Installing Test Dependencies

pip install pytest pytest-cov httpx

Running Tests

# Run all tests
pytest

# Run tests with verbose output
pytest -v

# Run tests and generate coverage report
pytest --cov=app tests/

# Run tests and generate detailed coverage report
pytest --cov=app --cov-report=term-missing tests/

# Run specific test file
pytest tests/test_api.py

# Run tests without warnings
pytest -W ignore::FutureWarning -W ignore::UserWarning

Test Structure

  • Unit Tests: Test individual components in isolation

    • tests/test_summariser.py: Tests for the summarization service
  • Integration Tests: Test API endpoints and component interactions

    • tests/test_api.py: Tests for API endpoints

Mocking Strategy

For faster and more reliable tests, we use mocking to avoid loading large ML models during testing:

# Example of mocked test
def test_summariser_with_mock():
    with patch('app.services.summariser.AutoTokenizer') as mock_tokenizer_class, \
         patch('app.services.summariser.AutoModelForSeq2SeqLM') as mock_model_class:
        # Test implementation...

Continuous Integration

Tests are automatically run on pull requests and pushes to the main branch using GitHub Actions.

Running with Docker

# Build and run with Docker
docker build -t ai-content-summariser-api .
docker run -p 8000:8000 ai-content-summariser-api

Deployment

See the deployment guide in the frontend repository for detailed instructions on deploying both the frontend and backend components.
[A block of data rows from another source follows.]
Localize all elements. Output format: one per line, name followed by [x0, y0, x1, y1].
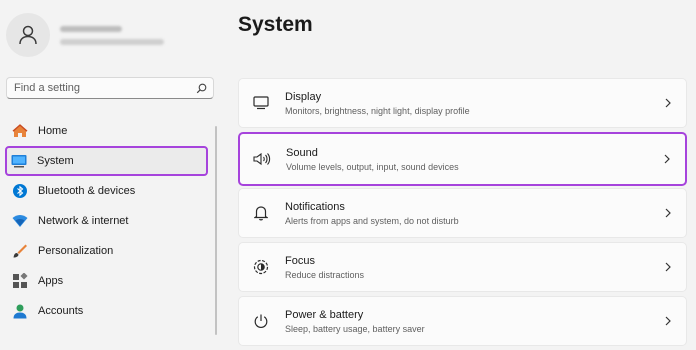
- redacted-user-name: [60, 25, 122, 32]
- search-icon: [196, 83, 207, 93]
- settings-list: Display Monitors, brightness, night ligh…: [238, 78, 687, 350]
- sidebar-item-accounts[interactable]: Accounts: [6, 296, 212, 326]
- sidebar-scrollbar[interactable]: [215, 126, 217, 335]
- power-icon: [251, 311, 271, 331]
- chevron-right-icon: [662, 315, 674, 327]
- sidebar-nav: Home System Bluetooth & devices Network …: [5, 116, 212, 326]
- card-title: Display: [285, 90, 322, 103]
- sidebar-item-label: Network & internet: [38, 215, 129, 227]
- sidebar-item-system[interactable]: System: [5, 146, 208, 176]
- chevron-right-icon: [662, 207, 674, 219]
- monitor-icon: [251, 93, 271, 113]
- sidebar-item-label: Apps: [38, 275, 64, 287]
- avatar[interactable]: [6, 13, 50, 57]
- search-input[interactable]: Find a setting: [6, 77, 214, 99]
- bluetooth-icon: [11, 182, 29, 200]
- apps-icon: [11, 272, 29, 290]
- sidebar-item-network[interactable]: Network & internet: [6, 206, 212, 236]
- settings-card-sound[interactable]: Sound Volume levels, output, input, soun…: [238, 132, 687, 186]
- speaker-icon: [252, 149, 272, 169]
- settings-card-focus[interactable]: Focus Reduce distractions: [238, 242, 687, 292]
- card-subtitle: Volume levels, output, input, sound devi…: [286, 161, 459, 172]
- profile-details-redacted: [60, 25, 164, 45]
- chevron-right-icon: [661, 153, 673, 165]
- bell-icon: [251, 203, 271, 223]
- accounts-icon: [11, 302, 29, 320]
- focus-icon: [251, 257, 271, 277]
- person-icon: [19, 25, 37, 45]
- network-icon: [11, 212, 29, 230]
- settings-card-display[interactable]: Display Monitors, brightness, night ligh…: [238, 78, 687, 128]
- sidebar-item-label: Home: [38, 125, 68, 137]
- card-title: Sound: [286, 146, 318, 159]
- user-profile[interactable]: [6, 13, 164, 57]
- sidebar-item-label: Accounts: [38, 305, 84, 317]
- page-title: System: [238, 13, 313, 36]
- card-title: Notifications: [285, 200, 345, 213]
- search-placeholder: Find a setting: [14, 82, 81, 94]
- sidebar-item-label: System: [37, 155, 74, 167]
- sidebar-item-personalization[interactable]: Personalization: [6, 236, 212, 266]
- personalization-icon: [11, 242, 29, 260]
- sidebar-item-label: Personalization: [38, 245, 114, 257]
- card-subtitle: Sleep, battery usage, battery saver: [285, 323, 425, 334]
- sidebar: Find a setting Home System Bluetooth & d…: [0, 0, 222, 335]
- card-title: Power & battery: [285, 308, 364, 321]
- card-title: Focus: [285, 254, 315, 267]
- sidebar-item-apps[interactable]: Apps: [6, 266, 212, 296]
- chevron-right-icon: [662, 97, 674, 109]
- settings-card-notifications[interactable]: Notifications Alerts from apps and syste…: [238, 188, 687, 238]
- home-icon: [11, 122, 29, 140]
- chevron-right-icon: [662, 261, 674, 273]
- card-subtitle: Alerts from apps and system, do not dist…: [285, 215, 459, 226]
- card-subtitle: Reduce distractions: [285, 269, 365, 280]
- redacted-user-email: [60, 38, 164, 45]
- card-subtitle: Monitors, brightness, night light, displ…: [285, 105, 470, 116]
- sidebar-item-bluetooth[interactable]: Bluetooth & devices: [6, 176, 212, 206]
- sidebar-item-home[interactable]: Home: [6, 116, 212, 146]
- settings-card-power[interactable]: Power & battery Sleep, battery usage, ba…: [238, 296, 687, 346]
- system-icon: [10, 152, 28, 170]
- sidebar-item-label: Bluetooth & devices: [38, 185, 136, 197]
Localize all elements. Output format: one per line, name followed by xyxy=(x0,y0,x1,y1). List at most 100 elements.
Deploying to Hugging Face Spaces

  1. Create a new Space on Hugging Face
  2. Choose Docker as the SDK
  3. Upload your backend code
  4. Configure the environment variables:
    • CORS_ORIGINS: Your frontend URL

Performance Optimizations

The API includes several performance optimizations:

  1. Model Caching: Models are loaded once and cached for subsequent requests
  2. Result Caching: Frequently requested summaries are cached to avoid redundant processing
  3. Asynchronous Processing: Long-running tasks are processed asynchronously

Development

Testing the API

You can test the API endpoints using the built-in Swagger documentation at /docs when running locally.

Checking Transformers Installation

To verify that the transformers library is installed correctly:

python -m app.check_transformers

License

This project is licensed under the MIT License.